Why You Shouldn't Neglect Physical Self-Care

You matter and your happiness matters. Image: Thinkstock.

Whatever self-care you choose, own it.

Everyone should practice self-care, but many don’t know how. Discussion around self-care is often ambiguous and confusing.

It’s easy to get caught up in your thoughts, letting them run an endless cycle in your brain and cause insomnia, anxiety, and a myriad of other problems.

Take everything personally and think the worst of any situation? Overwhelmed with your job or at school? Say self-deprecating things about yourself, or think the same of other people?

If you can relate to any of this, it’s a sure sign you need to take better care of yourself, because happiness and healing truly comes from within.

Luckily, within the self-care realm, there are three different subsets: emotional, spiritual, and physical self-care. I believe the latter is what’s most important, because it’s the easiest thing to do; however, the first two are also imperative for your mental health. You can slather lotion all over your body and massage pressure points easier than you can pray and get a response from the divine.
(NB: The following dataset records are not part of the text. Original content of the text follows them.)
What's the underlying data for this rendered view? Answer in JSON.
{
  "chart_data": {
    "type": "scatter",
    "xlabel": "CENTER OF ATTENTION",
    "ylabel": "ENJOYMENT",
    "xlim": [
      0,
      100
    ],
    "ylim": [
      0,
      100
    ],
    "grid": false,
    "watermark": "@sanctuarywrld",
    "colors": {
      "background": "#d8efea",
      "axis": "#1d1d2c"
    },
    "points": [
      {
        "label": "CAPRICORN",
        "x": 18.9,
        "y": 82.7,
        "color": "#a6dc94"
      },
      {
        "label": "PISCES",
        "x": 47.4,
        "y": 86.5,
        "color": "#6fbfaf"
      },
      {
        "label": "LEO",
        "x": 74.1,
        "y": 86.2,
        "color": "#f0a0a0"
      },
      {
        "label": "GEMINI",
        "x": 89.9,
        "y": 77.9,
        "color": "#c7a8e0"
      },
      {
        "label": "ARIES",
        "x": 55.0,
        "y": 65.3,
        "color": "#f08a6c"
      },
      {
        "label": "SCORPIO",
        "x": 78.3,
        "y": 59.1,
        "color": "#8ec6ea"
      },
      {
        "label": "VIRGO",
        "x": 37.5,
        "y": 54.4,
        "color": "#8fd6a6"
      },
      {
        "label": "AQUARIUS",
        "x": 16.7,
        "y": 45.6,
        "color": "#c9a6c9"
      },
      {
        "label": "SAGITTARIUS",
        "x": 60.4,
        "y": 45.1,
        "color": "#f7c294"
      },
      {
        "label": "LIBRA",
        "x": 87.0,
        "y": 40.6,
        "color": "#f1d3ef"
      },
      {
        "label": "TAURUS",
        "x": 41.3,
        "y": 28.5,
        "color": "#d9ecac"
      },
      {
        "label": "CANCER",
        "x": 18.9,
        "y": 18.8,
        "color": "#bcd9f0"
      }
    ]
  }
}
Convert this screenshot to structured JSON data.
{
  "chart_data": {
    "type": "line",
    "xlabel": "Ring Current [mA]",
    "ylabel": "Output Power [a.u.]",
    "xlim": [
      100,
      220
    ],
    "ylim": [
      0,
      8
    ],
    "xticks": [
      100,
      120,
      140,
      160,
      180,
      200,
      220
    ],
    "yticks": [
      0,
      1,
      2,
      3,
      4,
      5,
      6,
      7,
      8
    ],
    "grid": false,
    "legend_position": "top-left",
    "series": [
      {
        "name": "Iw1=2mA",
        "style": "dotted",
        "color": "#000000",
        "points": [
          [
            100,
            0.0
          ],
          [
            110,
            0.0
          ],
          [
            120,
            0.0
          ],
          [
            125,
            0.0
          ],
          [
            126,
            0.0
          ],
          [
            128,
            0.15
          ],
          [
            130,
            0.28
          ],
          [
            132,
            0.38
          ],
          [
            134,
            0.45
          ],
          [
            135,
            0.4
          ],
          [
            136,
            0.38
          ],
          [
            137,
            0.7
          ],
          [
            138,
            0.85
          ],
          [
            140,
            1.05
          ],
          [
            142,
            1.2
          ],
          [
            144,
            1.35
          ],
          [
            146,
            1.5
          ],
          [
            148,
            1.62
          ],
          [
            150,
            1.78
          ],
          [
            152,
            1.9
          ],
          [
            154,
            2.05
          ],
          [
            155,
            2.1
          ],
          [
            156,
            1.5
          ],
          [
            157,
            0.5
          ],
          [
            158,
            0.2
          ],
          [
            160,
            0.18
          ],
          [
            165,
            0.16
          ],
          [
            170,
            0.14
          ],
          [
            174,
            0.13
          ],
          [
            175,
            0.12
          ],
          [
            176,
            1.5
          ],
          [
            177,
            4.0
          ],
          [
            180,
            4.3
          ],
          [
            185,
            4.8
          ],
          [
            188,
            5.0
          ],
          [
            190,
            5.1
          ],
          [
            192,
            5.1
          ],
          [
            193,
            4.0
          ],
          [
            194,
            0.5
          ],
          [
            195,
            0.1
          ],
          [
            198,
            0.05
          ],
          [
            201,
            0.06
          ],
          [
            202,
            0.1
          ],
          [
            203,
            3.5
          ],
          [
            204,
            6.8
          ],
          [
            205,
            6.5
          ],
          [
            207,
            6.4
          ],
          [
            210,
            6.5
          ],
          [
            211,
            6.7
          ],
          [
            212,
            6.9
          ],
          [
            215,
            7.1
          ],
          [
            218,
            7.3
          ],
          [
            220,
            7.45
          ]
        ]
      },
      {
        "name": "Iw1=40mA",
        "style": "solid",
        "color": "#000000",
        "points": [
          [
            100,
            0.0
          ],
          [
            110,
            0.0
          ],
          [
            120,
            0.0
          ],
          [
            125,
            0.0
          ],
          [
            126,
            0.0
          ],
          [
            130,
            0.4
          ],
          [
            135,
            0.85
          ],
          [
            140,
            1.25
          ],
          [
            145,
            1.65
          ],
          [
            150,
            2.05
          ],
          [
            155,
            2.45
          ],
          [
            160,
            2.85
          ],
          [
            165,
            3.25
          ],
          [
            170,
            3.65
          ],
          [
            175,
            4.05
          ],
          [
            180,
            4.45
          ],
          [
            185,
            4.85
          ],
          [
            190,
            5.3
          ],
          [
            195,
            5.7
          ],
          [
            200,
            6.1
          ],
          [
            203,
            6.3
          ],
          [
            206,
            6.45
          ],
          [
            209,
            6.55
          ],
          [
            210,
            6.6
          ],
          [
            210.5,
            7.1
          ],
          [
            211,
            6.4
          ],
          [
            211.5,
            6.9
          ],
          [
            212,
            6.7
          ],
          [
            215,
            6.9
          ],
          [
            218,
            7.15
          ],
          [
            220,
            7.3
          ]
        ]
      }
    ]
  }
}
Many times, self-care needs to be manifested at random times or during emergencies when you’re dealing with an unprecedented crisis. Examples of emotional self-care include writing down your feelings, using coloring books, or belting it out in the shower. Emotional self-care is often related to creativity, but if you’re dealing with that block (as many artists do), it can be hard to put into practice.

I think spiritual self-care is the hardest to accomplish in times of crisis, because not everyone is spiritual or religious.

The easiest way to use spiritual self-care is by meditating. Meditation does not apply to any one religion (and can be done by atheists and agnostics alike), nor does it interfere with other religious beliefs. When you meditate, you’re focusing on your breath and nothing else — but it’s not always easy. Even for Buddhist monks and seasoned yogis, it’s still hard.

As a yoga teacher, I use meditation at the end of my classes to help students unwind, even if going to a yoga class is the first thing they do all morning.

The most important thing to remember during meditation is to make sure you’re relaxed before you even begin. When you’re physically uncomfortable, your muscles will hold in tension, and the strain from your physical body can be distracting when you’re trying to tap into your spiritual body. You don’t have to sit with your legs crossed on top of the other or hold your fingers in a certain way. Meditation can be done sitting on a chair or even walking aimlessly in a confined space. Close your eyes and begin to listen to the sound of your breath.

Be gentle with yourself.

Not everyone can meditate on command, and it is challenging, but truly helpful.

Physical self-care is the act of using your physical body, which can range from massaging yourself with lotion to drinking more water and eating mindfully. When we eat foods that are unprocessed and mostly homemade, it’s an act of self-love. It’s telling our bodies we care, and that our inner mechanisms and intricacies are valid. (Of course, this is isn't always an option, for many complicated reasons.)

Movement is also helpful and extremely easy because it can be done anywhere. Practicing gentle yoga or even going out for a run is simple. Even if you hate exercising, most people can do a few stretches at a cafe or when on the train. If you have more time, YouTube has a compendium of free classes, whether you want to try Pilates, barre, or even Zumba!

It’s easy to get caught up in what is “right” and “wrong” when you’re starting anything new, but as long as you’re feeling good in your body and not over-exerting yourself, that’s all that matters.

Another way of using physical self-care is by honing your sexuality.

Sexuality and being comfortable in one’s skin doesn’t have to be purely sexual. It can be as simple as looking at your body naked in front of the mirror and saying positive affirmations, such as “I am beautiful” and “I am worthy.”

If all of society stopped reading tabloids and comparing themselves to others — especially celebrities who get paid to look a certain way — it might possibly be what saves humanity from the hate that fuels insecurities, wars, and other worldly atrocities.

Whatever self-care you choose, own it, because you matter and your happiness matters.